The Insurance Australia Group Ltd (ASX: IAG) share price has been a mixed performer in 2021
Since the start of the year, the insurance giant’s shares have risen 5%.
This means the IAG share price is trailing the S&P/ASX 200 Index (ASX: XJO), which is up 11% year to date.
Is the IAG share price underperformance a buying opportunity?
At this point, its analysts are sitting on the fence and have retained their neutral rating and trimmed the price target on the insurance giant’s shares to $5.41.
Based on the current IAG share price of $4.95, this implies potential upside of 9.3% over the next 12 months excluding dividends.
And with Goldman forecasting a partially franked 4.9% dividend yield in FY 2022, this will mean a total potential return of over 14%. Not too shabby for a neutral rating.
What did Goldman say?
Goldman Sachs appears to be concerned mainly by lingering reserve strengthening and its valuation in comparison to industry peer Suncorp Group Ltd (ASX: SUN).
It commented: “IAG’s overriding message was that the management team have building confidence in the outlook, and to this end we didn’t feel the market was expecting margin guidance to be reinstated, or scenarios where a result >15% was feasible.
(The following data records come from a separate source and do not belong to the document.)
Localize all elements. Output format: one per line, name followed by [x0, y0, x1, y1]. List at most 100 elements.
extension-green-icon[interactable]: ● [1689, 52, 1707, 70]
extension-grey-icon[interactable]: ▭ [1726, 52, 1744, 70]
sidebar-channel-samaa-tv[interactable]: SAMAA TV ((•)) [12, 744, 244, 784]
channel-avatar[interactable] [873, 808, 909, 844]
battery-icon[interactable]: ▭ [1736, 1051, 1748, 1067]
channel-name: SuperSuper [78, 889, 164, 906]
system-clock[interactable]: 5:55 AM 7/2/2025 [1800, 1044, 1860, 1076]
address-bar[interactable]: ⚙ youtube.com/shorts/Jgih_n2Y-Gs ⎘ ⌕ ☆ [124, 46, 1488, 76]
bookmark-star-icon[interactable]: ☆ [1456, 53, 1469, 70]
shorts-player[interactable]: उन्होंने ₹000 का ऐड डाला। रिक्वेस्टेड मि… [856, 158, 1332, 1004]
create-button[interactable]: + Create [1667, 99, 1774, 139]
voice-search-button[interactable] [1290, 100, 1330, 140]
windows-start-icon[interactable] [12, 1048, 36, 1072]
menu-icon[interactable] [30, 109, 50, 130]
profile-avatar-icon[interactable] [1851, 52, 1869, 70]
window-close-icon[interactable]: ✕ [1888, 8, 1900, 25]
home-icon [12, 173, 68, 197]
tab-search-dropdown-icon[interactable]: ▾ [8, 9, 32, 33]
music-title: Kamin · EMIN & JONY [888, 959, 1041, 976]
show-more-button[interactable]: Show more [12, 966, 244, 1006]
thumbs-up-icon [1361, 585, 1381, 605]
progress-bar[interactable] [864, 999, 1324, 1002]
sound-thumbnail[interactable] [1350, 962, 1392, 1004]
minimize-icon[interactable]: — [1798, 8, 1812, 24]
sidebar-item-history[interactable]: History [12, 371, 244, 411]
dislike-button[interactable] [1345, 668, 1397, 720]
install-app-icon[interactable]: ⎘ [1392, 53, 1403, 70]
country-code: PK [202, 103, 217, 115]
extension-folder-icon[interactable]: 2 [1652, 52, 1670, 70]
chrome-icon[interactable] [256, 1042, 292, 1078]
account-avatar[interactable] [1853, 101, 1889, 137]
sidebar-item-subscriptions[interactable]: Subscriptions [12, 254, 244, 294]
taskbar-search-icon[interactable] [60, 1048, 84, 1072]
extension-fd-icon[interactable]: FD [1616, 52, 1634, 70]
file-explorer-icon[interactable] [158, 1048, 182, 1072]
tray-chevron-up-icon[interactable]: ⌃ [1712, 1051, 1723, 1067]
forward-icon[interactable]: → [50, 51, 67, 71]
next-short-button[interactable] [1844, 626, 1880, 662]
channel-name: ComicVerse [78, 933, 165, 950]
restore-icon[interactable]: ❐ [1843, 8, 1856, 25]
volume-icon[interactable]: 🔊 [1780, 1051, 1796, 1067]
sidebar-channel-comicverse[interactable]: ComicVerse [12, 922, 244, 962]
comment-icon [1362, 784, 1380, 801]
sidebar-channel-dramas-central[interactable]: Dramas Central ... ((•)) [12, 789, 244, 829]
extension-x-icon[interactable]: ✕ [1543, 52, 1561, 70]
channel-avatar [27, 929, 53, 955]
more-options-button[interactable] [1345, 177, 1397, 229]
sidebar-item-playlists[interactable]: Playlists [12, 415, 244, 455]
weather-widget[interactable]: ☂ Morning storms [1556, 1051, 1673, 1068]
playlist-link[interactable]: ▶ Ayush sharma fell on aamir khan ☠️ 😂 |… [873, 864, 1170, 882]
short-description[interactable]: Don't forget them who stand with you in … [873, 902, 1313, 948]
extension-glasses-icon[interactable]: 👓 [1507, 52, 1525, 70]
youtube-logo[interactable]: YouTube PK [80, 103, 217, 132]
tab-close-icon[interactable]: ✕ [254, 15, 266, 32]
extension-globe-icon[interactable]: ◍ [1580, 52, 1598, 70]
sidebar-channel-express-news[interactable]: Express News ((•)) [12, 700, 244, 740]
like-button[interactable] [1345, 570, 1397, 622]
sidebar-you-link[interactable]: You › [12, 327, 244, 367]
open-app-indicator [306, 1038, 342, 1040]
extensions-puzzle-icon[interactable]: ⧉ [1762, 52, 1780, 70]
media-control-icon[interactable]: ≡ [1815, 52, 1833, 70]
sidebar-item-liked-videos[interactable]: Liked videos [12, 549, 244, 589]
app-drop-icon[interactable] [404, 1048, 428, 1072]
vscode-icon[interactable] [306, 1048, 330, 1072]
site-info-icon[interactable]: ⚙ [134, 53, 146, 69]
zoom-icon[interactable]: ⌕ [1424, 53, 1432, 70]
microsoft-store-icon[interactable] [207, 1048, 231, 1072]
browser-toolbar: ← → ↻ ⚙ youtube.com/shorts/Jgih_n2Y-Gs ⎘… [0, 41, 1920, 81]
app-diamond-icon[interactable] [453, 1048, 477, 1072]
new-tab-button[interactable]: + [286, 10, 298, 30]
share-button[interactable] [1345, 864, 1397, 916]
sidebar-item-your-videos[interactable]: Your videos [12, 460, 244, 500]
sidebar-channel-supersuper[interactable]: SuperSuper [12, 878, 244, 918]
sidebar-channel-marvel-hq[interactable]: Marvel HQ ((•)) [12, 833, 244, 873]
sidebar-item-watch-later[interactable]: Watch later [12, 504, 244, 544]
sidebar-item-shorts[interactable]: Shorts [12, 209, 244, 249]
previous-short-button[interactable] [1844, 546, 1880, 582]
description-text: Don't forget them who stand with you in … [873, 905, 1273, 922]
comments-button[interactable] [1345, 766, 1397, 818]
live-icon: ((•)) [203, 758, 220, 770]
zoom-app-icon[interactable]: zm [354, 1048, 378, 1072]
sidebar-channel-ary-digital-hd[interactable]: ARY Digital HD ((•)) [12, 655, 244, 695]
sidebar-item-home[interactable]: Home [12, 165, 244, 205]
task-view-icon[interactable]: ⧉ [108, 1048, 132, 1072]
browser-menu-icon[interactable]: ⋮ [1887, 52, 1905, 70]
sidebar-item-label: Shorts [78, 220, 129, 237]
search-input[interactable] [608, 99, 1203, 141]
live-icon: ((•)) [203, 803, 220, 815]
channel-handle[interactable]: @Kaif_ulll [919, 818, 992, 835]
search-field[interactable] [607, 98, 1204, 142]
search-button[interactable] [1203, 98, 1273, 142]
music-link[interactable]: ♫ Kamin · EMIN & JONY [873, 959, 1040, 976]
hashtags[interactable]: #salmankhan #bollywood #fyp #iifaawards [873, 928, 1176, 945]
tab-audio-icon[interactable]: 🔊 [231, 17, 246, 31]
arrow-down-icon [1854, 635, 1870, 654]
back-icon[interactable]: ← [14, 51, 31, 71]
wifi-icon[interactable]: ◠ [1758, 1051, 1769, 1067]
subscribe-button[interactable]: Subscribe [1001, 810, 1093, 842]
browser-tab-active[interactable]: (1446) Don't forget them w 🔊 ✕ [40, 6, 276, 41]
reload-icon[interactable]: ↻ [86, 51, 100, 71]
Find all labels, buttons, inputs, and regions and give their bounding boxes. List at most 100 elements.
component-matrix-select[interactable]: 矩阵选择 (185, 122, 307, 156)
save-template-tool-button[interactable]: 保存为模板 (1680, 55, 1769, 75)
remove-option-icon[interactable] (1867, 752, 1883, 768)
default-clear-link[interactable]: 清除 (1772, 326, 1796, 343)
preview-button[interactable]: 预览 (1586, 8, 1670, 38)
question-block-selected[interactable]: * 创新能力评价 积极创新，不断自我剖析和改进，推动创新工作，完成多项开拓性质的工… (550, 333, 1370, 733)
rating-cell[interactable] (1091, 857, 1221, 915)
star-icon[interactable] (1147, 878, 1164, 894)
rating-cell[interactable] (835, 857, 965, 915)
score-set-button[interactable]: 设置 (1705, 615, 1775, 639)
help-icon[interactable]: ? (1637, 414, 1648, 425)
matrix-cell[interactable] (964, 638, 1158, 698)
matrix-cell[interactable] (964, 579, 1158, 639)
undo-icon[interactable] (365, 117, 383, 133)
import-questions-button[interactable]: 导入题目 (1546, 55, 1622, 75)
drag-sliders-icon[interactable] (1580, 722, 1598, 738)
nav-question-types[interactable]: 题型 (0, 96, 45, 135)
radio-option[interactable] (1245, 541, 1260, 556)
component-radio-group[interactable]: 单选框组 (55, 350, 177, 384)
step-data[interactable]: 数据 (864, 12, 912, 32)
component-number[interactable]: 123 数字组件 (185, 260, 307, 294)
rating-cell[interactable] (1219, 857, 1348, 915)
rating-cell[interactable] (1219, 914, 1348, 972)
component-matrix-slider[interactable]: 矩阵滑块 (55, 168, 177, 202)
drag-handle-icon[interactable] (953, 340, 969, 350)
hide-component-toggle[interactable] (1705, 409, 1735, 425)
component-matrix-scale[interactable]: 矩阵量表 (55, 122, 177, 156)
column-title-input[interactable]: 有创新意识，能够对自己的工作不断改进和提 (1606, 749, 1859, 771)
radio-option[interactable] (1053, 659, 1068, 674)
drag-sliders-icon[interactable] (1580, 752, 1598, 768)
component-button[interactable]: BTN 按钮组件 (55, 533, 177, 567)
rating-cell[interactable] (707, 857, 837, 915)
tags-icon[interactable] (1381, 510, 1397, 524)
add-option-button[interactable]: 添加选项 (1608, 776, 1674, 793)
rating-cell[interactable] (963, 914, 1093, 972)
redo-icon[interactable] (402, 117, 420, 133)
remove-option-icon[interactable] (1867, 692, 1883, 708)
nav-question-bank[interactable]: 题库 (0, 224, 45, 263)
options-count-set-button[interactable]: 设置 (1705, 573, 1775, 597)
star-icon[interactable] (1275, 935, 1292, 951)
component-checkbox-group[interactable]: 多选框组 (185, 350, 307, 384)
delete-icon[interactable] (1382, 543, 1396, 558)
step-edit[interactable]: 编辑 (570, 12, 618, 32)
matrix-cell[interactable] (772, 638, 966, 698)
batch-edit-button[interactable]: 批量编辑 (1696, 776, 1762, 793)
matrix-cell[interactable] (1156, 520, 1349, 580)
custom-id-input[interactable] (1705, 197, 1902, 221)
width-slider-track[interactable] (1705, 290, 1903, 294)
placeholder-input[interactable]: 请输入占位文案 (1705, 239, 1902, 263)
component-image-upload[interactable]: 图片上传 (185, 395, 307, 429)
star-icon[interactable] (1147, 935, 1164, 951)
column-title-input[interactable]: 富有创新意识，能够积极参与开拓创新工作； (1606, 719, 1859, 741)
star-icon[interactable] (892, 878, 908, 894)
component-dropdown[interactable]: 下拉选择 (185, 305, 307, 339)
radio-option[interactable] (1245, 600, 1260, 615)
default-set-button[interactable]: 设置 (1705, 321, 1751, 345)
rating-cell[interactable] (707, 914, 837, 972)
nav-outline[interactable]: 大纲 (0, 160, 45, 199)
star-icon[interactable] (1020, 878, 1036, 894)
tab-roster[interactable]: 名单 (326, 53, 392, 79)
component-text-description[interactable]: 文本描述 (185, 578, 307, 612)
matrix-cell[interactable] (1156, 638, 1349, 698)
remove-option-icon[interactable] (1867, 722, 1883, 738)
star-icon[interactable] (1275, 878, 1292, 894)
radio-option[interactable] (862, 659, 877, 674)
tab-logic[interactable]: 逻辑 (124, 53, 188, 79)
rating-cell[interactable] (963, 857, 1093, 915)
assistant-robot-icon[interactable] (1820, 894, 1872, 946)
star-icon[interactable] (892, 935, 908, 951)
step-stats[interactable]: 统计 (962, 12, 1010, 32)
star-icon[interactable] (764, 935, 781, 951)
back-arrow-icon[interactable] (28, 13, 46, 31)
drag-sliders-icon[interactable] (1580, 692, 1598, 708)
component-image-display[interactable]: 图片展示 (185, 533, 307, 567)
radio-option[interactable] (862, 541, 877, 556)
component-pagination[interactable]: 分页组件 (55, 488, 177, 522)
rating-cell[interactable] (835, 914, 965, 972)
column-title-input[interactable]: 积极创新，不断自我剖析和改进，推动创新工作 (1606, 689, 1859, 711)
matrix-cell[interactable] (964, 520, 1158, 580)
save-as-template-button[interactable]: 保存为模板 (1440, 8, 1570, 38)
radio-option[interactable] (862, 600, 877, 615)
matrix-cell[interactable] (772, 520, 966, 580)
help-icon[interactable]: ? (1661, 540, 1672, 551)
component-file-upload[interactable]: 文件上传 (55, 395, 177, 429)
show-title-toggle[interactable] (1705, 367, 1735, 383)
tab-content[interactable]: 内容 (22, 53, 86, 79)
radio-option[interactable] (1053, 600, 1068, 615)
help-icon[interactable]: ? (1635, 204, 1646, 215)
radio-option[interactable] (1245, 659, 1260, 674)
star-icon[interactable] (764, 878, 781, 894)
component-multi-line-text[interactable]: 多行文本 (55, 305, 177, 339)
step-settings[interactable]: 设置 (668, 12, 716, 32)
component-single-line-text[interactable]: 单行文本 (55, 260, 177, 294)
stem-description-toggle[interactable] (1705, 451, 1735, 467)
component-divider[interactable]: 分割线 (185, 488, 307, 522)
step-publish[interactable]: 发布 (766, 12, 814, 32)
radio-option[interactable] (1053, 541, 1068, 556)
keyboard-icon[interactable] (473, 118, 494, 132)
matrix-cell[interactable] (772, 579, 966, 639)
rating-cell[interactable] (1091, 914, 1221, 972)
Nonetheless a third consecutive period impacted by reserve strengthening, alongside margin targets which still appear fairly one-dimensional in domestic commercial repricing aren’t immediately enticing (given poor results to-date).”
“On balance, we downgrade our FY21-FY23 cash EPS by 2%/4%/2%, and as a result our 12m TP shifts to A$5.41 from A$5.66. This leaves IAG is trading at 18.3x our 12m fwd EPS, broadly in line with its five year average and c.3 PE points above SUN (if we adjust for SUN’s FY22 one-off costs), also broadly in line with its five year average premium,” it concluded.
Goldman currently has a buy rating and $12.87 price target on Suncorp shares.